If you’re new to property management, you’re probably working overtime to make sure you don’t make any costly mistakes.

You do your best to screen for tenants who will pay their rent on time and keep your property reasonably clean and damage free.


Even when you do your best to follow the rules, you could find yourself being sued in small claims court. Imagine one of your tenants moves out.

You do a walk through and assess costs for damage and clean up.

You discover that those costs are higher than the amount of your tenant’s security deposit and inform him you won’t be returning it. Your tenant disagrees and takes you to court.

Fortunately, there are common sense steps you can take to maximize your chances of winning in small claims court.

Here are 4 tips to ensure the evidence you present in court makes the most persuasive case possible:


1. Demonstrate Compliance with the Laws in Your State

The laws which cover security deposits differ from one state to another.
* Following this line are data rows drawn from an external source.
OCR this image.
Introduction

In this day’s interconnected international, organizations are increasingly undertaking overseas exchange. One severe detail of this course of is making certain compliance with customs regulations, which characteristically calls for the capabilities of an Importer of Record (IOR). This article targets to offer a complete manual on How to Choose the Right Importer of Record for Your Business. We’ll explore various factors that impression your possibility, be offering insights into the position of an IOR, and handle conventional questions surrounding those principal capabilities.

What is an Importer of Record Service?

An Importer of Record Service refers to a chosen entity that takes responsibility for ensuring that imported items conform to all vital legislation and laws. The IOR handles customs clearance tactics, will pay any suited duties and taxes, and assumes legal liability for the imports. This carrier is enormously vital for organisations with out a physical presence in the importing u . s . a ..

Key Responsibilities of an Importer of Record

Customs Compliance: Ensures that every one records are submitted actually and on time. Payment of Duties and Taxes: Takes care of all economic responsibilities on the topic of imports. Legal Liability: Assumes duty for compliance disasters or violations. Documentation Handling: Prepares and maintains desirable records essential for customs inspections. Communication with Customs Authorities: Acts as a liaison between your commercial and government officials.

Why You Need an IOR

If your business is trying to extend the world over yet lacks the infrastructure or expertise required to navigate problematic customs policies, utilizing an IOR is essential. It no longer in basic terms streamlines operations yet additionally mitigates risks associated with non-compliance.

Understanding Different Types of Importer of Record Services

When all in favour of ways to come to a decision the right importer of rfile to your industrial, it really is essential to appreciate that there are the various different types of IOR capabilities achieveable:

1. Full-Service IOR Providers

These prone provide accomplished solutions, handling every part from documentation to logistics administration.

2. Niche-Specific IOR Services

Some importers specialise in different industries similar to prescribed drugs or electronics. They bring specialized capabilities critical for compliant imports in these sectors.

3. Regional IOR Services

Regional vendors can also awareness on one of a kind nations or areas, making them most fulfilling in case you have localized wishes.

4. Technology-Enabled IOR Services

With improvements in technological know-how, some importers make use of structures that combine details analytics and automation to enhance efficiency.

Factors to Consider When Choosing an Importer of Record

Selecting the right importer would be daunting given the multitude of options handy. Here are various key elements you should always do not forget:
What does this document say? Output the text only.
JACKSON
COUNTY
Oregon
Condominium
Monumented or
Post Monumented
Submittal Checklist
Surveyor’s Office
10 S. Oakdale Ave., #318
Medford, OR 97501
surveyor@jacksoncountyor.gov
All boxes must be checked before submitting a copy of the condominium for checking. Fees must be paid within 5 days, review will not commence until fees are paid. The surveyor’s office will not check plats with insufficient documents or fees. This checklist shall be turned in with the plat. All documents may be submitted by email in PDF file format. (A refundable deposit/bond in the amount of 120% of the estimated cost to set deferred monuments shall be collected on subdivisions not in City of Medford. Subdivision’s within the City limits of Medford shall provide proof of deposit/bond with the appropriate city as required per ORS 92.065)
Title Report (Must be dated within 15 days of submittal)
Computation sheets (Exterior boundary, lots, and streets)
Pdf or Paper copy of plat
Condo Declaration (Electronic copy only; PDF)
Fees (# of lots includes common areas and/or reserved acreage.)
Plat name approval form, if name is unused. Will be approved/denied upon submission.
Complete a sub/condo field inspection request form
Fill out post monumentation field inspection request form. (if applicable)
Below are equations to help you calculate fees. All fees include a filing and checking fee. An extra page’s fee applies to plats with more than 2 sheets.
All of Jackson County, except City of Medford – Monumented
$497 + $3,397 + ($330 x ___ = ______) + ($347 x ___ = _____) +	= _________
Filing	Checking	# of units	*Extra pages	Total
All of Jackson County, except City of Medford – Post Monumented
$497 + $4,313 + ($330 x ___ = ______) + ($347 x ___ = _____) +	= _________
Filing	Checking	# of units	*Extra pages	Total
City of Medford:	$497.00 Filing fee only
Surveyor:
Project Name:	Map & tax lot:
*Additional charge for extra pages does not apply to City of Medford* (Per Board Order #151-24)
For example, in California, security deposits must be returned within 21 days with an itemized list of deductions.

New York, on the other hand, requires landlords to return deposits in a reasonable time frame, usually defined as between 21 and 45 days.

Be sure you know all the laws in your state and be prepared to present evidence of your compliance with those laws in court.


2. Present Evidence of Clear Tenant Communications, Including an Official Walk Through

It’s important to show the court that you've made reasonable efforts to communicate with your tenant.

Show the court any correspondence you've sent which details your expectations about the property, how you assessed costs for damage and clean up, and how those costs affected their security deposit.


You should also show evidence from an official walk through, preferably one which you and your tenant completed together.

Important evidence from your walk through would include photographs of the unit which compare its condition before the tenant moved in and after he moved out.

You should also have an itemized list of deductions from the security deposit.


3. Demonstrate Any Reasonable Efforts to Achieve Resolution

Courts are impressed when litigants have made reasonable attempts to resolve their disputes and avoid taking the court’s time.

Bring with you all evidence of such efforts, such as letters and emails in which you attempted to arrive at a reasonable compromise, along with your tenant’s response to those efforts.

If before going to court your sought the help of an official mediator, bring evidence of this, including an official statement from the mediator which demonstrates your good faith.


4. Prepare a Court Statement and Line up All Your Evidence

Small claims courts are not as formal as criminal courts, but you still need to be fully prepared if you want to win.

You should create a concise and persuasive statement which summarizes compliance with your state’s laws and your principal evidence.

It’s also a good idea to practice this statement several times before your court date.


In addition, make sure you bring all of your evidence with you to court.

This includes a signed copy of the lease, all correspondence between you and the tenant, your photographs, and your itemized list of deductions.

You should also bring estimates for repairs and clean up, or receipts for work that’s already been completed, and any witnesses who can back up your claims about the unit’s condition.

Take the time to organize your documents so you can quickly produce them when they’re requested.


Conclusion

No one likes going to court, but in situations where tenants destroy your property and refuse to pay for the damage they caused, small claims court can work to your advantage.

To win in small claims court, be sure you can produce evidence which demonstrates that you've followed the laws of your state, made reasonable efforts to communicate with your tenant and resolve your dispute, and have suffered financial damages which require you to keep some or all of your tenant’s security deposit.